I am trying to learn Julia by repeating some of the easy ProjectEuler problems in Julia. Everything has been really smooth so far, up until I encountered this frustrating problem. I spent some time debugging my code, and here's what I found: (Hopefully I'm not missing something really stupid here)

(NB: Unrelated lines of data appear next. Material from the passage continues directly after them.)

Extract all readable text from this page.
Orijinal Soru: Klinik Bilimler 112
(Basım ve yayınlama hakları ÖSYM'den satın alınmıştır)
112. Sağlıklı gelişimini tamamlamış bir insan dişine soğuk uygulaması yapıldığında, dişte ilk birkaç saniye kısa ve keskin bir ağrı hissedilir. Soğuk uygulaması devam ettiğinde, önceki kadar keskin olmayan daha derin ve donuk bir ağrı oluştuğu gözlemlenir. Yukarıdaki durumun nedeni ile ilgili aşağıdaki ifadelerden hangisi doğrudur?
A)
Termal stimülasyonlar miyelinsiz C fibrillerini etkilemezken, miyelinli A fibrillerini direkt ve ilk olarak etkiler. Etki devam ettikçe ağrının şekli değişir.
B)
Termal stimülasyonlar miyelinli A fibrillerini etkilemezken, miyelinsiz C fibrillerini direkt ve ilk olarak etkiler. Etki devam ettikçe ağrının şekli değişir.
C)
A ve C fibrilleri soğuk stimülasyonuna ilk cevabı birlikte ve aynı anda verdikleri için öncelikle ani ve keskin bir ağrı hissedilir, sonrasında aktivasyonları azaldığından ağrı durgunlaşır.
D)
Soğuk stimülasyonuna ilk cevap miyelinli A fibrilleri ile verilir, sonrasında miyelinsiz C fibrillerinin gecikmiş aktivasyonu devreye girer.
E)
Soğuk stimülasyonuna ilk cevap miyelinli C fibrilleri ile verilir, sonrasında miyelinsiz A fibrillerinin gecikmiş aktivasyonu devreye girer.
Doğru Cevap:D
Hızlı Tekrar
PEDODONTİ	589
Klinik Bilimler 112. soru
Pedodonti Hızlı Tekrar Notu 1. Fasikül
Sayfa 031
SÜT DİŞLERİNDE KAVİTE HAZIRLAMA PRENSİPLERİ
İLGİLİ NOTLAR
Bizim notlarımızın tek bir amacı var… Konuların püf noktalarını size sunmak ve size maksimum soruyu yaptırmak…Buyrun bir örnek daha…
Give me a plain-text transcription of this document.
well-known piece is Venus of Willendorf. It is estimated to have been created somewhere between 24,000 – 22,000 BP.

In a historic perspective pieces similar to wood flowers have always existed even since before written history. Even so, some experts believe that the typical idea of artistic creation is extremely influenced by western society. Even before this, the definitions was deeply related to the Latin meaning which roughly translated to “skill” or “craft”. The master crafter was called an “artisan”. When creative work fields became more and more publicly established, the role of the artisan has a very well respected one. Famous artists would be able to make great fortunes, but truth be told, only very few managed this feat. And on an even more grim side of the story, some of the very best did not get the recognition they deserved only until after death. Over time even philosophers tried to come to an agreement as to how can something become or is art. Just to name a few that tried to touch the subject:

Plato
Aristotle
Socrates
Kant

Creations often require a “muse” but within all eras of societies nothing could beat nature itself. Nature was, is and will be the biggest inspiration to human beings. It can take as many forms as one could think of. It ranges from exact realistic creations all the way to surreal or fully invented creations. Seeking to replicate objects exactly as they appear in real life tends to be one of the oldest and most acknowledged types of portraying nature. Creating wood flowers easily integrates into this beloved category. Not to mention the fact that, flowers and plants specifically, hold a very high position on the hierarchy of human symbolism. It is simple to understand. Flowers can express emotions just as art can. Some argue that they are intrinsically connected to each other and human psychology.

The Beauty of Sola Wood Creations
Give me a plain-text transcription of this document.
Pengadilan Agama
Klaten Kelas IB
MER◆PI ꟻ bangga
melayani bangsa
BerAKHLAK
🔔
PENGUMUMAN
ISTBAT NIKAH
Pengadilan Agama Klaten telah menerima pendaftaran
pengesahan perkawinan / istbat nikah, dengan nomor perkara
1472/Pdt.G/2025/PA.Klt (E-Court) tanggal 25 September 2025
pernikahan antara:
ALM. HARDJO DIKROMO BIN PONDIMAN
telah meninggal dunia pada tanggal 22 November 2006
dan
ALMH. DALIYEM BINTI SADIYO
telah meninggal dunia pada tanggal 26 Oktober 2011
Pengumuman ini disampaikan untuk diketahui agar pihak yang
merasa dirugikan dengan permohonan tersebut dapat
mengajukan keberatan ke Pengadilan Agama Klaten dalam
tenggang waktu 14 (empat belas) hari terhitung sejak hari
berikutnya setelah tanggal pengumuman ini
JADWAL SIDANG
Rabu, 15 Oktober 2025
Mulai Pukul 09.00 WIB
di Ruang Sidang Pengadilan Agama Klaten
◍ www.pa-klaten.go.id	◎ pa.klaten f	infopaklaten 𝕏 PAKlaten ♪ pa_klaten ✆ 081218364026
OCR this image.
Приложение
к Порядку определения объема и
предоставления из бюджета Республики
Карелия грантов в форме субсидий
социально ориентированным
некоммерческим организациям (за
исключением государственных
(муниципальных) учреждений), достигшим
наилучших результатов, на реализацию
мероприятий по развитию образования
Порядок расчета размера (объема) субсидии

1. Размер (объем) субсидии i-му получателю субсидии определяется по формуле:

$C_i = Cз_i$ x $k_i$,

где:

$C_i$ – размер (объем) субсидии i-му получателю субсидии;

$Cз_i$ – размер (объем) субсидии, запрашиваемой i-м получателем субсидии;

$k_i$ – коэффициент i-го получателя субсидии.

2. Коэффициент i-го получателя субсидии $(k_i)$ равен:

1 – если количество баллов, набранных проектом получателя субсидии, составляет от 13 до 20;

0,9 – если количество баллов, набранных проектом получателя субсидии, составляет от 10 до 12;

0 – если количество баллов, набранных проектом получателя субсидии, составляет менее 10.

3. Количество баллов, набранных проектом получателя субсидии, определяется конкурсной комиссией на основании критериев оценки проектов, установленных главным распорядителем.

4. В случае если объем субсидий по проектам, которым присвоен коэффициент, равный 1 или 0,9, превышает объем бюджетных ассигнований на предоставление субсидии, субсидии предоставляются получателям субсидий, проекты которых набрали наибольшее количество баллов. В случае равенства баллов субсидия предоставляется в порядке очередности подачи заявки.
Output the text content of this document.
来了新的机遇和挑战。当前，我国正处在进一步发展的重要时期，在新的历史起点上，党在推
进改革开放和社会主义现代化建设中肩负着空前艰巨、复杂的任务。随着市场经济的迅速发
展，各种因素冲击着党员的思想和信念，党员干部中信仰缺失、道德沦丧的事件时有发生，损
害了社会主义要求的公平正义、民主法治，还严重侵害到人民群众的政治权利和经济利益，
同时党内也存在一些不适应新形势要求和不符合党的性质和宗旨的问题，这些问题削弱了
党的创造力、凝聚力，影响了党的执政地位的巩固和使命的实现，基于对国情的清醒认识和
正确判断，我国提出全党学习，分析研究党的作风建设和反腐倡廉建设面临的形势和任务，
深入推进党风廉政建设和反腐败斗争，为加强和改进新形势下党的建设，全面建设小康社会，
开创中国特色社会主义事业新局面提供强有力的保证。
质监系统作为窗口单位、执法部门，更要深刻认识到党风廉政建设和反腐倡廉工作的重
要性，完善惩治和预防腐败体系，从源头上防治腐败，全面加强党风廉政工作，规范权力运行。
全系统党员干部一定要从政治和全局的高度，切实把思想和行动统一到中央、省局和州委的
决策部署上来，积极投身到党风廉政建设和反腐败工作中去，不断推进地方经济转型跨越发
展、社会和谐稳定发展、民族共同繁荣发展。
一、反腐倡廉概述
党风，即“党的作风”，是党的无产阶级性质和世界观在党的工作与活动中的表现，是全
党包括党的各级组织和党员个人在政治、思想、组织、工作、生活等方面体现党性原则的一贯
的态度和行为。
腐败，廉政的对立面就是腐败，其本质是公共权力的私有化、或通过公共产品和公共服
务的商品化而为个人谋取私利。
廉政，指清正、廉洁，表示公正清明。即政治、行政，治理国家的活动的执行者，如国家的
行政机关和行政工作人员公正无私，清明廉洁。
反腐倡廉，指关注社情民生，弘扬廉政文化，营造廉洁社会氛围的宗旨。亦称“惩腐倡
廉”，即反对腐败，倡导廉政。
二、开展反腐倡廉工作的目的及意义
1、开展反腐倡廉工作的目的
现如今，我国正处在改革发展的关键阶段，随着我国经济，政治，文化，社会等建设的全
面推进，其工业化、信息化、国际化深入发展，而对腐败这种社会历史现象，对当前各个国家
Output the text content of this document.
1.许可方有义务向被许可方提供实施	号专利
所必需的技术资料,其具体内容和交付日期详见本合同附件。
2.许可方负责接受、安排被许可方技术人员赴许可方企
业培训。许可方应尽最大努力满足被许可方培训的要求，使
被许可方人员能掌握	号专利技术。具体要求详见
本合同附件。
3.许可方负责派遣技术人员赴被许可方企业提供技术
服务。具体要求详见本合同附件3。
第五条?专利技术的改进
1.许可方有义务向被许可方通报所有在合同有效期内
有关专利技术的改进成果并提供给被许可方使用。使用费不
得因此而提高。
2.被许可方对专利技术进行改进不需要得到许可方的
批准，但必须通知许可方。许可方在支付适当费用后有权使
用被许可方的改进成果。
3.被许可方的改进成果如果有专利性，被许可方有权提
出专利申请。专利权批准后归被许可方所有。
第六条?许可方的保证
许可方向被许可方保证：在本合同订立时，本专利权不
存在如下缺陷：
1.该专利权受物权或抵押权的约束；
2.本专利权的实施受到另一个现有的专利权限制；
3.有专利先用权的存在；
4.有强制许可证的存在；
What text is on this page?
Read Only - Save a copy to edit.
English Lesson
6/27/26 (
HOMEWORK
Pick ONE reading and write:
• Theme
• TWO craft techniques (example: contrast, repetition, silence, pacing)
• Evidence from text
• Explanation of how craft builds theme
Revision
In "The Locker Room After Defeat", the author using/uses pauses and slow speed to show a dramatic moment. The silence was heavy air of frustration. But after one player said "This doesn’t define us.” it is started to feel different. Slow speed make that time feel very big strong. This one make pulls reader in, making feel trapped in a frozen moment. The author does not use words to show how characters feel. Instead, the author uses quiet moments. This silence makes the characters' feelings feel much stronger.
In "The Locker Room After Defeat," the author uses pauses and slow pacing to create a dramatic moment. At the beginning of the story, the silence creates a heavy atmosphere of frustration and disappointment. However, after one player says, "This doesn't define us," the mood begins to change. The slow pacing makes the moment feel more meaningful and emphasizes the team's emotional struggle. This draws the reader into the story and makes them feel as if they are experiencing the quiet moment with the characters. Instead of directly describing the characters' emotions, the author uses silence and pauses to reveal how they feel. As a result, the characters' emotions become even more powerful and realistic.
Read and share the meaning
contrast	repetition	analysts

function is_abundant(n::Int) #just a function
return prod(map(x->int((x[1]^(x[2]+1)-1)/(x[1]-1)),factor(n))) > 2 * n
end
abundants=[12] #there should be a better way to initialize an Array
for i=13:28120
if is_abundant(i)
push!(abundants,i)
end
end
le=abundants; #The following lines are the problems
ri=abundants;
d=length(abundants)
println(d)
pop!(le)
shift!(ri)
println(le==ri, " ", endof(ri), " ", endof(abundants))
The output I get is:
6964
true 6962 6962
which means that Julia has changed all three sets of le
, ri
and abundants
with each of pop!
and shift!
commands. I was able to work around this bug/problem by using a dumb extra identity mapping:
le=map(x->x,abundants)
ri=map(x->x,abundants)
Now the output would change to what I initially expected:
6964
false 6963 6964
My question is, if this is not a bug, why is Julia keeping an equivalence relation between le
, ri
and abundants
sets in the first place? Also, can anyone reproduce this behaviour? I am using Julia "Version 0.3.0-rc3+14 (2014-08-13 16:01 UTC)" on Ubuntu 14.04.